Eye for Detail/Descriptions:
His takes care to describe what he sees in detail, even when he is dismissive of the value of the place - “the place was not worth stopping for”. So he notes the “little book”, “some brass and stuff”, “the small neat organ”, the font, the roof (“looks almost new”). He also tries to describe the atmosphere of the church: “a tense, musty, unignorable silence” (7).

Reflections:
After setting the scene in the first two verses with these detailed and atmospheric descriptions, he moves on from the third verse to reflect upon the meaning of churches.

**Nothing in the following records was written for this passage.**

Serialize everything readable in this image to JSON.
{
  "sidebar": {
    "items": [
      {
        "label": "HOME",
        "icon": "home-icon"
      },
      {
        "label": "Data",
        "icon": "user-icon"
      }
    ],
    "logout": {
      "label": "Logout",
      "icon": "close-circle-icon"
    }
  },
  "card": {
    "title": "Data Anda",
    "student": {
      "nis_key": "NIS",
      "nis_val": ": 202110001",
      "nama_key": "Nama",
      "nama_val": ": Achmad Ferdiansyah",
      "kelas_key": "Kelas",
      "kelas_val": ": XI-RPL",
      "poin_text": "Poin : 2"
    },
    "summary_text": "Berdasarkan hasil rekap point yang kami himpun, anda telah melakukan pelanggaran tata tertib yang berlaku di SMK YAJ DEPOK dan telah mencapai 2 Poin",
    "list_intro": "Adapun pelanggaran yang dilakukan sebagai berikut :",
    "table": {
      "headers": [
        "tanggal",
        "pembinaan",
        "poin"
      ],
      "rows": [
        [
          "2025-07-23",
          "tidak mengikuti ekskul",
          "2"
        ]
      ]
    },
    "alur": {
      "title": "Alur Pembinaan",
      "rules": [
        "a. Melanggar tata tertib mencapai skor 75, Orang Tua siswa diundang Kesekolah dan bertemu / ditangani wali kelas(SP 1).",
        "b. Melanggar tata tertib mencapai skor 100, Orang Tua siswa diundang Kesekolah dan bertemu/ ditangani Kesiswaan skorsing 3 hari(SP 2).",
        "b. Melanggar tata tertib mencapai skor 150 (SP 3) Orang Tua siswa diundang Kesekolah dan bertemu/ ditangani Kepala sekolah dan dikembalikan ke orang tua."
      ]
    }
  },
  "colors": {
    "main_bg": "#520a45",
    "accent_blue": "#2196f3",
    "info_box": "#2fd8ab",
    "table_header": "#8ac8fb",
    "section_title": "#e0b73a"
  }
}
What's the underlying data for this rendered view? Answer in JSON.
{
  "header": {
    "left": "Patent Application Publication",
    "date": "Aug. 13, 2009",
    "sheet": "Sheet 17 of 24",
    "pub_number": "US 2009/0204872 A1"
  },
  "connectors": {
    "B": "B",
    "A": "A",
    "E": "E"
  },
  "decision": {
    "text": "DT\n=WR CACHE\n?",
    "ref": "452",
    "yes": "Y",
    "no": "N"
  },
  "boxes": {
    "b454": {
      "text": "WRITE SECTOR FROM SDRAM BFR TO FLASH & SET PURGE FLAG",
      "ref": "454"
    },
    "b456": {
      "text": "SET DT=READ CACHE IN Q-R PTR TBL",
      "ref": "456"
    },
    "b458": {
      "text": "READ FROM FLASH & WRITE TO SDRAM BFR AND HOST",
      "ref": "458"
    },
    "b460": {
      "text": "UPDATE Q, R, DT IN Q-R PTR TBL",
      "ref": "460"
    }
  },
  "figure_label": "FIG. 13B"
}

He speculates on what will happen to them when (rather than if) they fall out of religious use - perhaps they will be kept like museums (“A few cathedrals chronically on show”) , perhaps they will become ruins which sheep might shelter in (“rent-free to rain and sheep”). He reckons that some people will still frequent them out of superstition (“will dubious women come,/To make their children touch a particular stone”), some will come for nostalgia (“Christmas addict, counting on a whiff/Of gown and bands”), some will come to pillage articles of value (“some ruin-bibber randy for antique”), and some who come will be like him as he now comes to the church: “bored, uninformed ... yet tending to this cross of ground ... because it held unspilt .... what since is found only in separation - marriage, and birth/ And death and thoughts of these - for which was built/ This special shell” (6th verse). The “since” implies that society, once it has left religion behind, will not have a way to mark and build on the significance of these important things.